April 24, 1915. It was the day that didn’t see dawn, a night filled with fear, confusion, and deep sorrow. Wives and daughters wept as husbands and fathers were dragged into the night, most never to be seen again. The writers, the wealthy merchants, the politicians and the common intellectuals were herded like animals, awaiting their slaughter. Priests were not spared in this roundup. Neither were those who had befriended the Young Turk triumvirate. The head was chopped off mercilessly, leaving the body to flounder. The arms came next, the brute strength harnessed within the young males of the nation. Without arms to defend with and a logical path to follow, the helpless remainder of the battered body fell against the onslaught of hunger, thirst, disease, defilation and exhaustion. April 24 was the beginning of the end for many, stretching into years of torture, famine and putrid death.
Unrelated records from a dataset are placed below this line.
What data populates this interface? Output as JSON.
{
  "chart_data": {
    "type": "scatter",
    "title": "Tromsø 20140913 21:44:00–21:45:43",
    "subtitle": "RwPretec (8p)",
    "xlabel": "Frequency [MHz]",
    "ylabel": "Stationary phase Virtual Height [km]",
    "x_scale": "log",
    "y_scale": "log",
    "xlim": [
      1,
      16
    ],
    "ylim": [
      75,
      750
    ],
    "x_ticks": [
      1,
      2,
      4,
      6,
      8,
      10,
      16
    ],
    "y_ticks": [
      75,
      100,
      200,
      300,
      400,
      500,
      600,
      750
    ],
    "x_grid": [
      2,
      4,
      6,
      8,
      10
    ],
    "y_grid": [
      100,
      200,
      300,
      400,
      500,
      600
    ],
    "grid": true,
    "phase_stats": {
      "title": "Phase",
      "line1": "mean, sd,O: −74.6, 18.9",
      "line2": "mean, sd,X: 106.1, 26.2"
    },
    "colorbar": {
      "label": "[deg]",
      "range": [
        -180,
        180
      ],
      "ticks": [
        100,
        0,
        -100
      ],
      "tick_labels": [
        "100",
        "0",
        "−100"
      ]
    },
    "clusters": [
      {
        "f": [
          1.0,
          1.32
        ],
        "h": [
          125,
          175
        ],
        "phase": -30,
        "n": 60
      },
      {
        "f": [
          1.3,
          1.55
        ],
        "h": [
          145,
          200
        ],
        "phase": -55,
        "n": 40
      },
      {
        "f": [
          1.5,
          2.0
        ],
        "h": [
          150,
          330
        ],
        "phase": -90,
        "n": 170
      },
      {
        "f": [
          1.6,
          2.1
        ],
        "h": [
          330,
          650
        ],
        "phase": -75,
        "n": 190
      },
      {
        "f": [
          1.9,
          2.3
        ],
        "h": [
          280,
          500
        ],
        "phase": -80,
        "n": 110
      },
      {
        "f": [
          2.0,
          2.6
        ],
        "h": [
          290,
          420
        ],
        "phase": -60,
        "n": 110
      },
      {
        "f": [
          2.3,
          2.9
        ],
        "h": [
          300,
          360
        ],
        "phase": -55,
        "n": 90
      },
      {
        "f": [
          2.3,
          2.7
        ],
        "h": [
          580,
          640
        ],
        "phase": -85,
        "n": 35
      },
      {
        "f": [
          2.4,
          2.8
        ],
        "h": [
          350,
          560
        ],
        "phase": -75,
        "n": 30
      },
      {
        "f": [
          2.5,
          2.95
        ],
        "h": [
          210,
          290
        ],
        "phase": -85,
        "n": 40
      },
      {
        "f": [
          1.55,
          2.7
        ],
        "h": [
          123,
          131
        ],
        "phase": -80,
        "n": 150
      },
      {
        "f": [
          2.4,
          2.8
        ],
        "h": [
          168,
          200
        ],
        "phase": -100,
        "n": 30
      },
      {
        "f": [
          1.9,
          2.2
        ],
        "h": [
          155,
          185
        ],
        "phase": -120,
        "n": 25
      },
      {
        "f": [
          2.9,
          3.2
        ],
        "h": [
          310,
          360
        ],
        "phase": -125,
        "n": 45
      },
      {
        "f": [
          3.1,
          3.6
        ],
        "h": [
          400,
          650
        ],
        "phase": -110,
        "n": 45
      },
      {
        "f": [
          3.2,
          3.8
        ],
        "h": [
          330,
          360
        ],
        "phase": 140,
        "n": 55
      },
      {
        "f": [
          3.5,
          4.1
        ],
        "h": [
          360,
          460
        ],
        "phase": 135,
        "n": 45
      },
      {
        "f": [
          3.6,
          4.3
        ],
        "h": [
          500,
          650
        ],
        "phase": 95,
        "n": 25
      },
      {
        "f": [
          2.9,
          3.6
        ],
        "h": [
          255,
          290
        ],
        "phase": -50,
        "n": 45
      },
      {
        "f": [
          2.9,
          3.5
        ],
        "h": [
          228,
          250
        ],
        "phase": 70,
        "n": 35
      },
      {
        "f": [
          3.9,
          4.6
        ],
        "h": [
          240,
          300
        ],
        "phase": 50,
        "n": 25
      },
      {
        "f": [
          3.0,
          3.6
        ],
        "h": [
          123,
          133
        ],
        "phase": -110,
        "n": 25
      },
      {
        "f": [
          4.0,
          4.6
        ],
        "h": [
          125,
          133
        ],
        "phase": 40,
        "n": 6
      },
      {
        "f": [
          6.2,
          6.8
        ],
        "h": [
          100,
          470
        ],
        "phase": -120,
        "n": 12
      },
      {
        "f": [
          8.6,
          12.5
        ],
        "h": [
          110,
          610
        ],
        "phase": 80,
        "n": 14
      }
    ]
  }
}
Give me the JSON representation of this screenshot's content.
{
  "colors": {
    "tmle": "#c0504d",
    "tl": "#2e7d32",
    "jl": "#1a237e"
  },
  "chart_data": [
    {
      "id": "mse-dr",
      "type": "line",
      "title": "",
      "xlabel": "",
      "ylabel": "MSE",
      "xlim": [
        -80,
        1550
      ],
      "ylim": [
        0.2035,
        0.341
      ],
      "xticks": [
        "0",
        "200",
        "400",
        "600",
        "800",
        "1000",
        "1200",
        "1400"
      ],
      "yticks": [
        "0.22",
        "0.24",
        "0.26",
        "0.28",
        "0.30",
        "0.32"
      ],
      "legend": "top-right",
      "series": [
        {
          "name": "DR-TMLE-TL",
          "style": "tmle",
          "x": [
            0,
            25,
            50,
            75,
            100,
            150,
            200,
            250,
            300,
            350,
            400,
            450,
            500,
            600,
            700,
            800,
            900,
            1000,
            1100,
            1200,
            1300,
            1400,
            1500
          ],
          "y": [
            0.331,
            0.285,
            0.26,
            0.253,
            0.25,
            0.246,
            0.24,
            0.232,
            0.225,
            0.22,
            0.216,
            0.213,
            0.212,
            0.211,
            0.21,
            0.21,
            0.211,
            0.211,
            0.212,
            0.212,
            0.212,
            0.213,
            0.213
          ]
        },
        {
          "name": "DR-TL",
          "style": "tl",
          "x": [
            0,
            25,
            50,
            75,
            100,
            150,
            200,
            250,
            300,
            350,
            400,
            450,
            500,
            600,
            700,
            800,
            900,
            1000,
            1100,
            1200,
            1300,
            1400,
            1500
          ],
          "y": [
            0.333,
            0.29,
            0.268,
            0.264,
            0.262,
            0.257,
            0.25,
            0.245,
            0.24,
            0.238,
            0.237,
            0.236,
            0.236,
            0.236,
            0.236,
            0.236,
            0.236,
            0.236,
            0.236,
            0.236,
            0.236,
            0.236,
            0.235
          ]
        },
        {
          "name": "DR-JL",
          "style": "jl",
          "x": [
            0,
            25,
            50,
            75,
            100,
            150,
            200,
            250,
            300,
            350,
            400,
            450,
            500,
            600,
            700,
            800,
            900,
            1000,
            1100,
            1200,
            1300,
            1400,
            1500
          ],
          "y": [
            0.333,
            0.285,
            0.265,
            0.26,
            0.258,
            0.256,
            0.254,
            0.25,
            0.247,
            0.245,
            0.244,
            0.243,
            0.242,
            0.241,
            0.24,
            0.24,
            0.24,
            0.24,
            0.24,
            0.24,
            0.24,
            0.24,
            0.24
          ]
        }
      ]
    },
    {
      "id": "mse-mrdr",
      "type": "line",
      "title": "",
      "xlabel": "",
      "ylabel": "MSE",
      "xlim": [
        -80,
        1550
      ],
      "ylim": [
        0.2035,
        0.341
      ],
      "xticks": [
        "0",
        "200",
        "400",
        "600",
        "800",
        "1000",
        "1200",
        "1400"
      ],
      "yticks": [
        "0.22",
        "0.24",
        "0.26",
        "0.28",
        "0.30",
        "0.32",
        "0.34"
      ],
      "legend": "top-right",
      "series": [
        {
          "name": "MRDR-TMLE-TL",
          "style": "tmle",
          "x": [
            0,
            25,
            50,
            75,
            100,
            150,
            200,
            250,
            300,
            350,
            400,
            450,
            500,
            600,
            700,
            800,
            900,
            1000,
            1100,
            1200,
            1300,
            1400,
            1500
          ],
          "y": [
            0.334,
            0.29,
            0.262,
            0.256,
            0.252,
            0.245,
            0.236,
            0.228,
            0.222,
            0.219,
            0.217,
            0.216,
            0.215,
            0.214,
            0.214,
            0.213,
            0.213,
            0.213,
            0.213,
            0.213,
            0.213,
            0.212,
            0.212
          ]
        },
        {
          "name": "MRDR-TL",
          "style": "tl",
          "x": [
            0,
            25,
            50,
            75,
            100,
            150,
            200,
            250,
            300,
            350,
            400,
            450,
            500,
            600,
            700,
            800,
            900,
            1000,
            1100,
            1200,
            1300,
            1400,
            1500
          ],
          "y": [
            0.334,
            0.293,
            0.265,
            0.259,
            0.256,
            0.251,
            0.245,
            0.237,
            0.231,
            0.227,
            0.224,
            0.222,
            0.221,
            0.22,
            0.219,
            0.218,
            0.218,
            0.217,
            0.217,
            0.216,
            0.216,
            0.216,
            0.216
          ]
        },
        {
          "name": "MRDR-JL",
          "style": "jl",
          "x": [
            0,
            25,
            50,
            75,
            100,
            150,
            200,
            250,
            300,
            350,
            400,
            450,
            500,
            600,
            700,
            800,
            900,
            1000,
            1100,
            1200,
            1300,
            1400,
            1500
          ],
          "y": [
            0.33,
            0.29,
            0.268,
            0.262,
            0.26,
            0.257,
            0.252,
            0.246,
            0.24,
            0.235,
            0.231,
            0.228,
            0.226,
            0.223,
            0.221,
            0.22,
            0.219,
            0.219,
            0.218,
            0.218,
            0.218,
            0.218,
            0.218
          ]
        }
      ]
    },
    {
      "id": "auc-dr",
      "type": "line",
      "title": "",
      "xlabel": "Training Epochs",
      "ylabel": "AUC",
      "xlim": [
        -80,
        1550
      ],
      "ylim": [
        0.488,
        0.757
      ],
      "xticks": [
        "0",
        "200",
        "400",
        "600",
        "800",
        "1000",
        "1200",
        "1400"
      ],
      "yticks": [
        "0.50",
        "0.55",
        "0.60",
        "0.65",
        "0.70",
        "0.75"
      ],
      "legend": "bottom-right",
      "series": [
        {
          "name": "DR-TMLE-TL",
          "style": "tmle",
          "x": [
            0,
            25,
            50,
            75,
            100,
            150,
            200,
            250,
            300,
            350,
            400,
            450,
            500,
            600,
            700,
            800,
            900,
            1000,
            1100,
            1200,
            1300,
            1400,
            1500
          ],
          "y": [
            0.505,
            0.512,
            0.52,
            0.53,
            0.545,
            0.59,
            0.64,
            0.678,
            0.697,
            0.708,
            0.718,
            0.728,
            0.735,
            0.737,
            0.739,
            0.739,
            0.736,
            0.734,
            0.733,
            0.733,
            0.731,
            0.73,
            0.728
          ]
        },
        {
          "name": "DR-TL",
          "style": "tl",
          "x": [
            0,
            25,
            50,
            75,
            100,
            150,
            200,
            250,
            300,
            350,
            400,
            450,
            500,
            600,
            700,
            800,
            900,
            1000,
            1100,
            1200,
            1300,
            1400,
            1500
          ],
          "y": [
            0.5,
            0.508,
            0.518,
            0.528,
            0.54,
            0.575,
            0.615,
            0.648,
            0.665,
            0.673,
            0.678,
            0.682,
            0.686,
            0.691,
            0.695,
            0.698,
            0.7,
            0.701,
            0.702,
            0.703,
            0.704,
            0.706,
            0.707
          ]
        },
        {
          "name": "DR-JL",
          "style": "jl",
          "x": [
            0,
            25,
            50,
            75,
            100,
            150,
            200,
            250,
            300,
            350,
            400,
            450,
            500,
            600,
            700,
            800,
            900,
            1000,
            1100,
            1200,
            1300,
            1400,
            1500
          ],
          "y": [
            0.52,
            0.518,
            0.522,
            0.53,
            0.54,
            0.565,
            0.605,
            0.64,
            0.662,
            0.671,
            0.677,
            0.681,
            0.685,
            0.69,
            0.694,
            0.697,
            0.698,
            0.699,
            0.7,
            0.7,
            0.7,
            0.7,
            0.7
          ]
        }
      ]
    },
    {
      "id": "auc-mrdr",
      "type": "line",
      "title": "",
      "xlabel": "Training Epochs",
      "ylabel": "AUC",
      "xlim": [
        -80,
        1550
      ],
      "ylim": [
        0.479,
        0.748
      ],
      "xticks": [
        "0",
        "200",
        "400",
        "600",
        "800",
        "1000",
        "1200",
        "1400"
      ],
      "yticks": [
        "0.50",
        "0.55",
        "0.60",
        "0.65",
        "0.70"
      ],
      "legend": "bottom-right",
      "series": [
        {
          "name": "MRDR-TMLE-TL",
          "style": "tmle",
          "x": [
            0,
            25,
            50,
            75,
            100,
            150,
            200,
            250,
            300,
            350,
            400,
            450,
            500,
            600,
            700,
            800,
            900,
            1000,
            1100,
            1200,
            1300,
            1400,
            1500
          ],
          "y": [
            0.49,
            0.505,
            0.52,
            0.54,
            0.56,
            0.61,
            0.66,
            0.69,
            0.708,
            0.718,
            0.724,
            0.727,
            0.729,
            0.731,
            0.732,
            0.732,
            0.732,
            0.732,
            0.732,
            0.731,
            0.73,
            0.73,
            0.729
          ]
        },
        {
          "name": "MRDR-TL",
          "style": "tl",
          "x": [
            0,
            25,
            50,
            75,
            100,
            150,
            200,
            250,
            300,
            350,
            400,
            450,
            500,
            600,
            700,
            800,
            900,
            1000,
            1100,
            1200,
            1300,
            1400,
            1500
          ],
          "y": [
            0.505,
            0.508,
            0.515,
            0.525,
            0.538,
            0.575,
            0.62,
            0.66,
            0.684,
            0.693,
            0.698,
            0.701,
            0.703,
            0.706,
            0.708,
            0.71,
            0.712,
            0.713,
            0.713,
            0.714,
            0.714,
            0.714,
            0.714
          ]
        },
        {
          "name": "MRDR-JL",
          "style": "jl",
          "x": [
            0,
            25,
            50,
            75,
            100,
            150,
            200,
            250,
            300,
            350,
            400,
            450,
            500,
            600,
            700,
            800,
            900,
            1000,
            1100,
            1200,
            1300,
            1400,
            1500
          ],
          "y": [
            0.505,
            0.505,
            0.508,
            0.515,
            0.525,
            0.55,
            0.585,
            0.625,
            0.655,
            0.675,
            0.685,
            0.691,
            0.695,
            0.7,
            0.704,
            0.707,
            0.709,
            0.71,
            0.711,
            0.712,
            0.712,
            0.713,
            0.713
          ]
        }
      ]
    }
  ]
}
Amidst the deafening roar of cannons and gunfire, the turmoil that swept across the world and drowned the innocent in seas of blood, the Armenian howls for help and cries of agony fell on deaf ears until too late. Few were brave enough to stand up and try to end the injustice, fewer managed to gather invaluable evidence of the savage acts that turned a once thriving community into forgotten ashes, and those pieces that survived would become the core of all that we identify with.

 

To be an Armenian in the diaspora is to live and breathe the genocide. The memories of the atrocities are passed down from the old generation to the next, in the hope that their children may live to see justice rendered. Nearly each one of us has a unique story of survival, a novel of epic proportions with repeated themes and unimaginable scenes. Some have known those who were marked with tattoos, a symbol of slavery in such grotesque forms. Others have had to live with cold and empty shells of the once vibrant individuals in their families. The pain that’s relived within each generation is a flame that is fueled by an eternal source, forcing the heart to beat and the will to survive to take root. Our identities are shaped by our genocide and finished with a layer of sheer fortitude. For every hint of uttered denial, we respond with a rebellious stubbornness that astonishes even ourselves. However, more than the actual genocide, it’s the denial that truly creates our wayward identity. To have a rather intelligent individual stare into your eyes and refuse to accept that your family suffered insurmountable losses due to inhumane atrocities is infuriating and deplorable. To have the sheer magnitude of what occurred ridiculed and presented as simply the banality of warfare is despicably unacceptable.

 

Music, dance, traditions and our exquisite cuisine may define us as Armenians as a whole, but when it comes to truly understanding our identity in the present age, we must look into the shattered mirrors salvaged by our genocide survivors and try to piece together what is reflected back to us. The genocide stole from us more than just our land and our lives. The denial today continues to rip from our grasp the dignity that truth has to offer, the small amount of solace respecting all that we have lost would grant us. We are Armenians, the surviving children of an ongoing genocide.